RUSH Expands School-based Health Care to South Side

Teens in Chicago’s Bronzeville neighborhood can access health services in their school
Student speaks at microphone

For more than 20 years, Rush University Medical Center’s school-based practices have helped address the unique health needs of young people living on Chicago’s West Side. Now, with the addition of two centers this school year, at Wendell Phillips Academy High School and Dunbar Vocational Career Academy, RUSH is reaching nearly 1,000 teens in the South Side’s Bronzeville neighborhood.
 
RUSH and school employees, public officials and donors recently celebrated the opening of the center at Phillips Academy with a ribbon-cutting. The center will serve students year-round, with health care, health education, mental health support and other services. 

“A lot of our students have developed really trusting relationships with the staff here,” said Phillips interim principal Virag Nanavati. “With the community we’re in and the trauma we’ve experienced as a school, it’s very beneficial that our students to have access to social workers, counselors, nurse practitioners, and our students are taking advantage of these services.”

The health center brought COVID-19 vaccine to students when it was hard to get while also making sure students got the physicals they were required to have to attend school or play sports, Nanavati said. The students turn to the center for reproductive health services and mental health counseling.

Speaking on behalf of the student body, Phillips senior Omolara Atoyebi said teens appreciate having a health center they can easily access during the school day.

“Students have adults they can talk to for advice if they need it,” said Atoyebi, who will be attending Cornell University in the fall to study biology and health in society. “We’re always sure to be greeted warmly by staff and welcomed by everyone here.” 

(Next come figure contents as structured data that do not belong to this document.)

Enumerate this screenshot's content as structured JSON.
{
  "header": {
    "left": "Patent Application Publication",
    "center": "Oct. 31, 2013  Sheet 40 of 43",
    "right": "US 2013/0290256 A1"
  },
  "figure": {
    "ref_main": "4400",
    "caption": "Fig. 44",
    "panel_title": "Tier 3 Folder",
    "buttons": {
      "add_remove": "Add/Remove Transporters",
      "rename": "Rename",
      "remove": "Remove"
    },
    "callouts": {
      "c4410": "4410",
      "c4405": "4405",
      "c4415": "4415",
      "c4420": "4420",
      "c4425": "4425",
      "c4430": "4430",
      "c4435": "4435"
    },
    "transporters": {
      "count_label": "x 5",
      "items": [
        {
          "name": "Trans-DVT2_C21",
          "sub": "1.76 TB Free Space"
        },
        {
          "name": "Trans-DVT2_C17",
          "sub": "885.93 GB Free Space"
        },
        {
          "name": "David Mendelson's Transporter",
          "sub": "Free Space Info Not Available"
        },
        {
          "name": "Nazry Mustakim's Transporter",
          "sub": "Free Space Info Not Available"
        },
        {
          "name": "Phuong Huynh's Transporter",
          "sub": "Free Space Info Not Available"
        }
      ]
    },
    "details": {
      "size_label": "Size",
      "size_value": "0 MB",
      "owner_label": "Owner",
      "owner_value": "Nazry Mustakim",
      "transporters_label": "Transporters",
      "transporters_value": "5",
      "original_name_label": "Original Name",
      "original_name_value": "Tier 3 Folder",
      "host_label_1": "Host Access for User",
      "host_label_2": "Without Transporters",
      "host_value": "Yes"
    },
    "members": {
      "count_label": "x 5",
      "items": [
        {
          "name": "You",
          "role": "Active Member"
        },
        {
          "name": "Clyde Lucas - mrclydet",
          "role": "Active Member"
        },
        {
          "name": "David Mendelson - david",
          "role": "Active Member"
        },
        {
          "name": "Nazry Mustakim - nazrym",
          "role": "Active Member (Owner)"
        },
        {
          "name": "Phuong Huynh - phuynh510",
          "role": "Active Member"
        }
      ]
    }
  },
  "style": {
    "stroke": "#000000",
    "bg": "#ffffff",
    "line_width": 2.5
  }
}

Phillips, located at 244 E Pershing Road, and Dunbar, at 3000 S. King Drive, had health centers in their schools until their provider, Mercy Hospital, was sold in April 2021. RUSH took on the challenge of opening two new centers in a matter of months to minimize the gap in services.

With grant funding and additional financial support from the RUSH BMO Institute for Health Equity, the Illinois Department of Public Health and donors, RUSH’s Office of Community-Based Practices, which brings care to underserved neighborhoods, revamped the spaces and assigned clinical providers and office personnel to staff the centers. As they worked through the fall, RUSH offered “pop-up” services, such as COVID-19 vaccines, health education and mental health care, said Sally Lemke, DNP, director of Community-Based Practices. By January, the centers were open.

“We live in very complex times, and it’s easier sometimes just to say we really can’t do it, it’s too hard,” said Susan L. Freeman, MD, MS, vice provost and senior vice president of Rush University. “And this group of people said ‘We’re doing this. It isn’t too hard. It is exactly the work that we should be doing.”

David A. Ansell, MD, MPH, senior vice president for community health equity, agreed, noting that the staff had the added challenges of opening not one, but two centers during the pandemic.

“Not only are we cutting the ribbon here, we will be cutting the ribbon at Dunbar,” Ansell said. “If we’re serious about ending racism and all the conditions that harm people, we have to bring health to the community.”

Rush’s centers, part of the network of 33 health centers based inside Chicago Public Schools, serve more than 2,100 students at five institutions:

  • Orr Academy High School/KIPP One
  • Richard T. Crane Medical Preparatory High School
  • Simpson Academy
  • Dunbar Vocational Career Academy
  • Wendell Phillips Academy

Students in these schools receive, at no charge, medical and behavioral health services, including acute care, management of chronic conditions, such as asthma, individual and family therapy, health screening and testing.

“Students need a place where it’s not going to be a disruption to them, their parents or guardians, or whoever needs to get them to a physical or an asthma treatment,” Raechel Ferry-Rooney, DNP, APRN, said in an interview with Block Club Chicago

Ferry-Rooney has seen a steady increase in students since the health center’s reopening. “They can literally come from upstairs in their English class, and we can be in contact with parents if it’s something parents should know about.”